L’économie zambienne a essuyé de nouveaux revers en 2016, malgré l’esquisse d’un redressement par rapport à 2015. La croissance est restée modérée, loin de pouvoir assurer un taux de croissance positif par habitant. Le cuivre a souffert, pendant la majeure de l’année, d’une demande et de perspectives mondiales atones, ce qui a pesé sur les cours de ce métal qui se sont établis en moyenne à 4 860 USD la tonne. Cette baisse des prix a nui à la rentabilité des exploitations minières et à l’activité globale dans la province de Copperbelt, secteur minier par excellence. Cependant, dans la province de North-Western, l’activité minière a été soutenue, en raison d’une structure de coûts plus faibles. Grâce aux nouvelles exploitations minières lancées en 2016, la production totale de cuivre a augmenté de 8.4 %. Malgré la sécheresse en Afrique australe, des pluies tardives ont permis une récolte satisfaisante, suffisante pour assurer la sécurité alimentaire, mais pas assez abondante pour contribuer à la croissance générale. La production de maïs a fait un bond de 9.7 % pour s’établir à 2.9 millions de tonnes, alors que pour d’autres cultures le rendement agricole reculait. À moyen terme, les performances économiques devraient s’améliorer. La production de cuivre devrait progresser de 16 % en 2017 et de 8 % en 2018. La saison agricole a commencé avec une bonne pluviométrie. Si l’on en croit les prévisions, l’approvisionnement en électricité sera suffisant pour intensifier la production cuprifère et les récoltes seront bonnes, du fait de conditions météorologiques favorables, peu affectées par les chenilles légionnaires.

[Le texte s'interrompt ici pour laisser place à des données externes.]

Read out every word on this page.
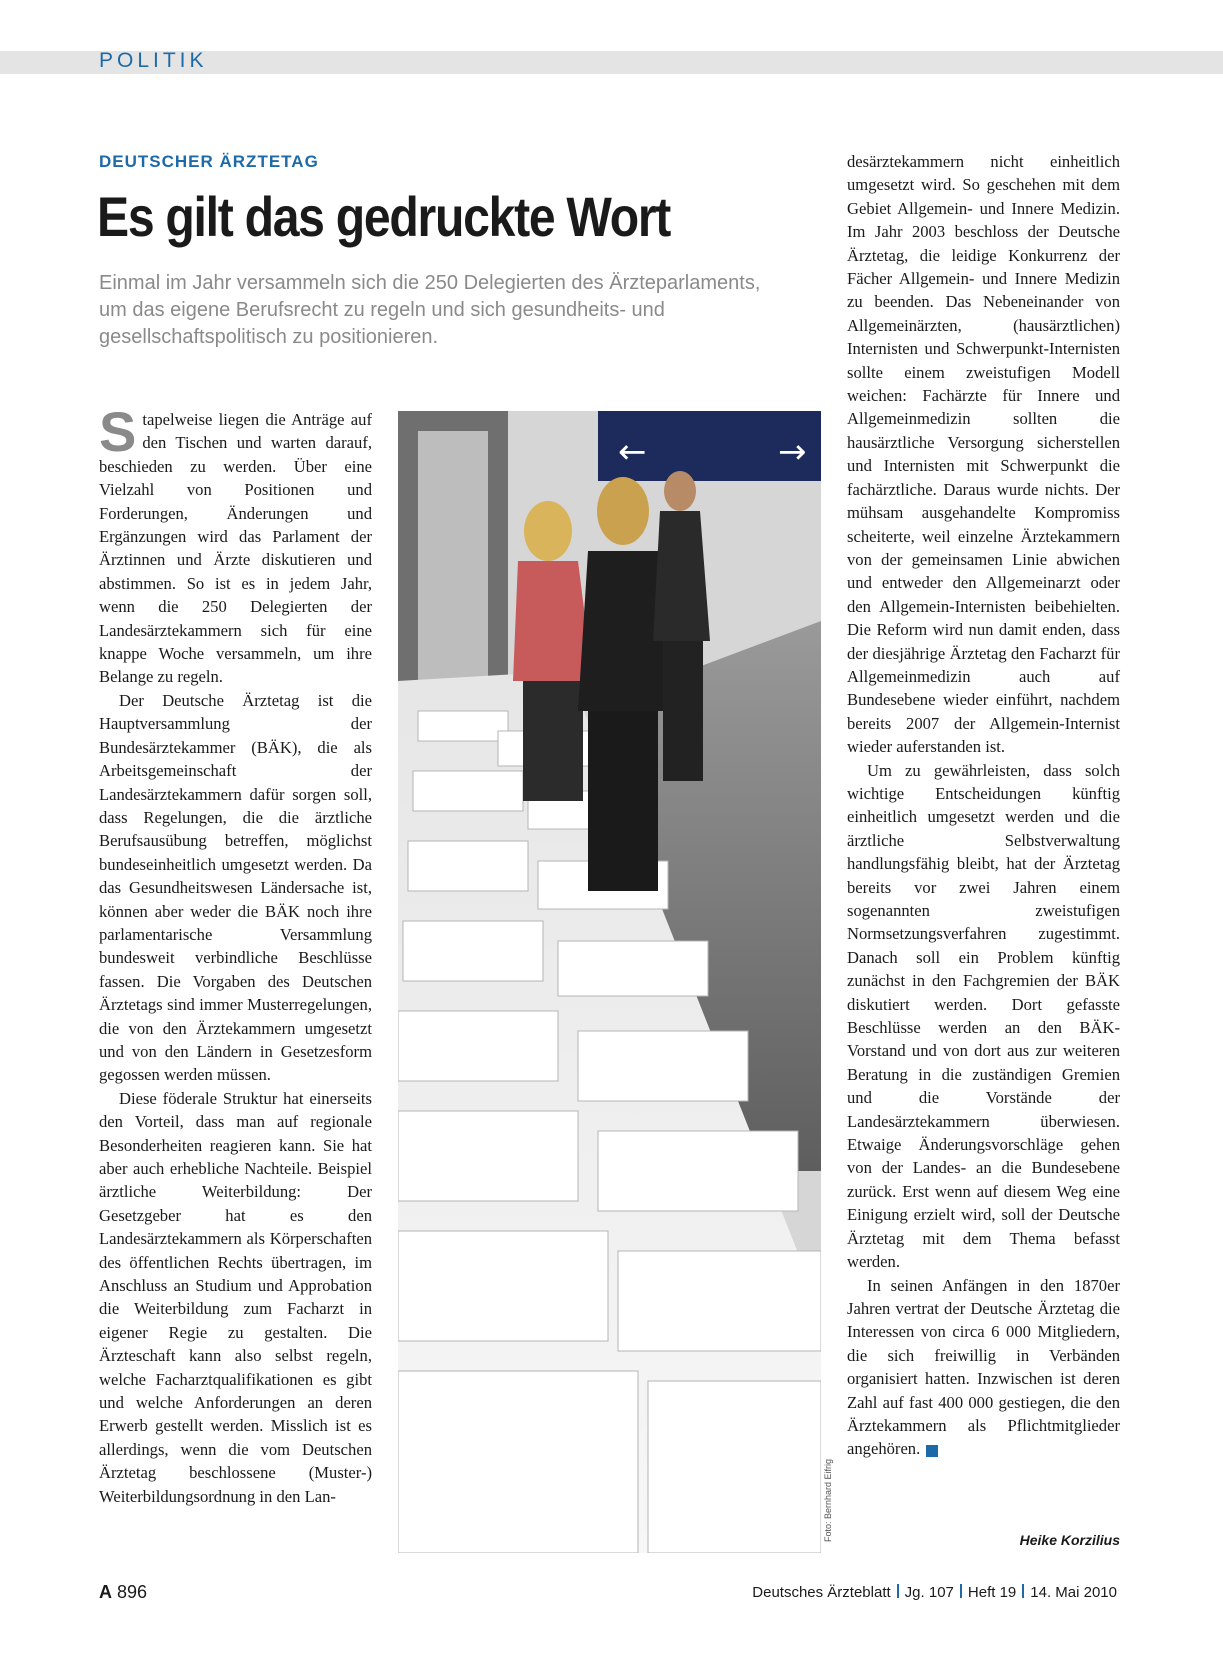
POLITIK
DEUTSCHER ÄRZTETAG
Es gilt das gedruckte Wort
Einmal im Jahr versammeln sich die 250 Delegierten des Ärzteparlaments, um das eigene Berufsrecht zu regeln und sich gesundheits- und gesellschaftspolitisch zu positionieren.

Stapelweise liegen die Anträge auf den Tischen und warten darauf, beschieden zu werden. Über eine Vielzahl von Positionen und Forderungen, Änderungen und Ergänzungen wird das Parlament der Ärztinnen und Ärzte diskutieren und abstimmen. So ist es in jedem Jahr, wenn die 250 Delegierten der Landesärztekammern sich für eine knappe Woche versammeln, um ihre Belange zu regeln.

Der Deutsche Ärztetag ist die Hauptversammlung der Bundesärztekammer (BÄK), die als Arbeitsgemeinschaft der Landesärztekammern dafür sorgen soll, dass Regelungen, die die ärztliche Berufsausübung betreffen, möglichst bundeseinheitlich umgesetzt werden. Da das Gesundheitswesen Ländersache ist, können aber weder die BÄK noch ihre parlamentarische Versammlung bundesweit verbindliche Beschlüsse fassen. Die Vorgaben des Deutschen Ärztetags sind immer Musterregelungen, die von den Ärztekammern umgesetzt und von den Ländern in Gesetzesform gegossen werden müssen.

Diese föderale Struktur hat einerseits den Vorteil, dass man auf regionale Besonderheiten reagieren kann. Sie hat aber auch erhebliche Nachteile. Beispiel ärztliche Weiterbildung: Der Gesetzgeber hat es den Landesärztekammern als Körperschaften des öffentlichen Rechts übertragen, im Anschluss an Studium und Approbation die Weiterbildung zum Facharzt in eigener Regie zu gestalten. Die Ärzteschaft kann also selbst regeln, welche Facharztqualifikationen es gibt und welche Anforderungen an deren Erwerb gestellt werden. Misslich ist es allerdings, wenn die vom Deutschen Ärztetag beschlossene (Muster-) Weiterbildungsordnung in den Lan-

←	→
Foto: Bernhard Eifrig

desärztekammern nicht einheitlich umgesetzt wird. So geschehen mit dem Gebiet Allgemein- und Innere Medizin. Im Jahr 2003 beschloss der Deutsche Ärztetag, die leidige Konkurrenz der Fächer Allgemein- und Innere Medizin zu beenden. Das Nebeneinander von Allgemeinärzten, (hausärztlichen) Internisten und Schwerpunkt-Internisten sollte einem zweistufigen Modell weichen: Fachärzte für Innere und Allgemeinmedizin sollten die hausärztliche Versorgung sicherstellen und Internisten mit Schwerpunkt die fachärztliche. Daraus wurde nichts. Der mühsam ausgehandelte Kompromiss scheiterte, weil einzelne Ärztekammern von der gemeinsamen Linie abwichen und entweder den Allgemeinarzt oder den Allgemein-Internisten beibehielten. Die Reform wird nun damit enden, dass der diesjährige Ärztetag den Facharzt für Allgemeinmedizin auch auf Bundesebene wieder einführt, nachdem bereits 2007 der Allgemein-Internist wieder auferstanden ist.

Um zu gewährleisten, dass solch wichtige Entscheidungen künftig einheitlich umgesetzt werden und die ärztliche Selbstverwaltung handlungsfähig bleibt, hat der Ärztetag bereits vor zwei Jahren einem sogenannten zweistufigen Normsetzungsverfahren zugestimmt. Danach soll ein Problem künftig zunächst in den Fachgremien der BÄK diskutiert werden. Dort gefasste Beschlüsse werden an den BÄK-Vorstand und von dort aus zur weiteren Beratung in die zuständigen Gremien und die Vorstände der Landesärztekammern überwiesen. Etwaige Änderungsvorschläge gehen von der Landes- an die Bundesebene zurück. Erst wenn auf diesem Weg eine Einigung erzielt wird, soll der Deutsche Ärztetag mit dem Thema befasst werden.

In seinen Anfängen in den 1870er Jahren vertrat der Deutsche Ärztetag die Interessen von circa 6 000 Mitgliedern, die sich freiwillig in Verbänden organisiert hatten. Inzwischen ist deren Zahl auf fast 400 000 gestiegen, die den Ärztekammern als Pflichtmitglieder angehören.

Heike Korzilius
A 896	Deutsches Ärzteblatt Jg. 107 Heft 19 14. Mai 2010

Le président Edgar Lungu a été réélu lors des élections générales d’août 2016. La première tâche majeure de son gouvernement a été de lancer un programme de redressement économique en cinq points, intitulé Zambia Plus. Celui-ci vise à équilibrer le budget pour revenir à des niveaux soutenables après l’accumulation de déficits budgétaires, qui ont atteint environ 10 % du PIB en 2016. Une part importante du budget est consacrée à des dépenses incompressibles telles que les traitements, le service des intérêts des prêts nationaux ou étrangers contractés et les subventions. Seul un tiers des recettes intérieures peut être utilisé pour les biens et services, les transferts ou autres dépenses. Les principales orientations gouvernementales ont pour ambition d’améliorer la mobilisation des ressources intérieures et la gouvernance budgétaire, tout en apportant plus de responsabilité et de transparence, ce qui devrait rétablir la crédibilité budgétaire et renforcer la confiance du secteur privé.

En 2013, le gouvernement a lancé sa Stratégie emploi et industrialisation (Jobs and Industrialisation Strategy), une initiative importante destinée à diversifier l’économie et la rendre moins dépendante de l’exploitation minière. Soulignons que sur la décennie écoulée, l’investissement étranger direct dans l’industrie manufacturière a pour la première fois dépassé celui dans les mines en 2015, ce qui pourrait indiquer que les investisseurs non miniers s’intéressent à la Zambie en raison de l’environnement stable qu’elle offre aux investissements par rapport aux autres pays de la région.